Iorio Emma G, Khanteymoori Alireza, Fond Kenneth A, Keller Anastasia V, Davis Lex Maliga, Schwab Jan M, Ferguson Adam R, Torres-Espin Abel, Watzlawick Ralf
Department of Neurological Surgery, University of California, San Francisco, California, USA.
Department of Neurosurgery, Medical Center, Faculty of Medicine, University of Freiburg, Freiburg, Germany.
Neurotrauma Rep. 2024 Jul 16;5(1):686-698. doi: 10.1089/neur.2024.0038. eCollection 2024.
Translation of spinal cord injury (SCI) therapeutics from pre-clinical animal studies into human studies is challenged by effect size variability, irreproducibility, and misalignment of evidence used by pre-clinical versus clinical literature. Clinical literature values reproducibility, with the highest grade evidence (class 1) consisting of meta-analysis demonstrating large therapeutic efficacy replicating across multiple studies. Conversely, pre-clinical literature values novelty over replication and lacks rigorous meta-analyses to assess reproducibility of effect sizes across multiple articles. Here, we applied modified clinical meta-analysis methods to pre-clinical studies, comparing effect sizes extracted from published literature to raw data on individual animals from these same studies. Literature-extracted data (LED) from numerical and graphical outcomes reported in publications were compared with individual animal data (IAD) deposited in a federally supported repository of SCI data. The animal groups from the IAD were matched with the same cohorts in the LED for a direct comparison. We applied random-effects meta-analysis to evaluate predictors of neuroconversion in LED versus IAD. We included publications with common injury models (contusive injuries) and standardized end-points (open field assessments). The extraction of data from 25 published articles yielded = 1841 subjects, whereas IAD from these same articles included = 2441 subjects. We observed differences in the number of experimental groups and animals per group, insufficient reporting of dropout animals, and missing information on experimental details. Meta-analysis revealed differences in effect sizes across LED versus IAD stratifications, for instance, severe injuries had the largest effect size in LED (standardized mean difference [SMD = 4.92]), but mild injuries had the largest effect size in IAD (SMD = 6.06). Publications with smaller sample sizes yielded larger effect sizes, while studies with larger sample sizes had smaller effects. The results demonstrate the feasibility of combining IAD analysis with traditional LED meta-analysis to assess effect size reproducibility in SCI.
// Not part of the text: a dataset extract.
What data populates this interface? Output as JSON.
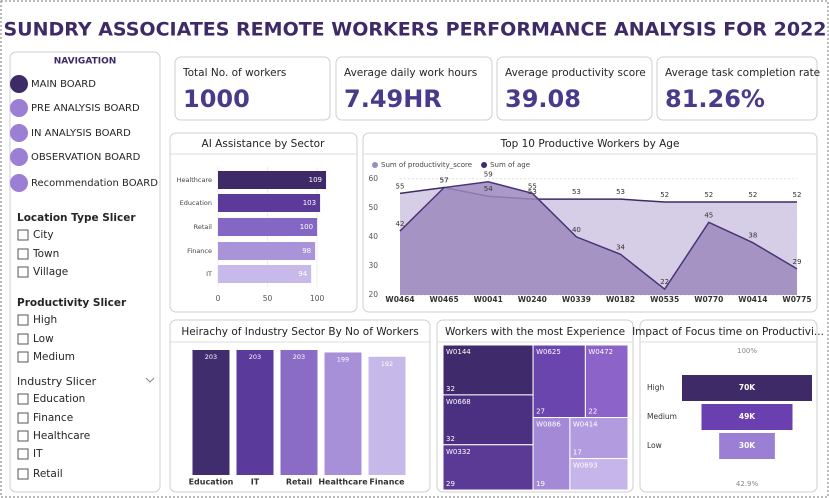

将脊髓损伤(SCI)治疗方法从临床前动物研究转化为人体研究面临着效应大小变异性、不可重复性以及临床前与临床文献所使用证据不一致等挑战。临床文献重视可重复性,最高等级的证据(1类)由荟萃分析组成,这些荟萃分析表明在多项研究中都能重复出现较大的治疗效果。相反,临床前文献更看重新颖性而非重复性,并且缺乏严格的荟萃分析来评估多篇文章中效应大小的可重复性。在此,我们将改良的临床荟萃分析方法应用于临床前研究,将从已发表文献中提取的效应大小与来自这些相同研究的个体动物原始数据进行比较。将出版物中报告的数值和图形结果的文献提取数据(LED)与存放在联邦支持的SCI数据存储库中的个体动物数据(IAD)进行比较。将IAD中的动物组与LED中的相同队列进行匹配以进行直接比较。我们应用随机效应荟萃分析来评估LED与IAD中神经转化的预测因素。我们纳入了具有常见损伤模型(挫伤性损伤)和标准化终点(旷场评估)的出版物。从25篇已发表文章中提取的数据产生了n = 1841个研究对象,而来自这些相同文章的IAD包括n = 2441个研究对象。我们观察到实验组数量和每组动物数量存在差异,对失访动物的报告不足,以及实验细节信息缺失。荟萃分析揭示了LED与IAD分层之间效应大小的差异,例如,严重损伤在LED中的效应大小最大(标准化平均差[SMD = 4.92]),但轻度损伤在IAD中的效应大小最大(SMD = 6.06)。样本量较小的出版物产生的效应大小较大,而样本量较大的研究效应较小。结果表明,将IAD分析与传统的LED荟萃分析相结合以评估SCI中效应大小的可重复性是可行的。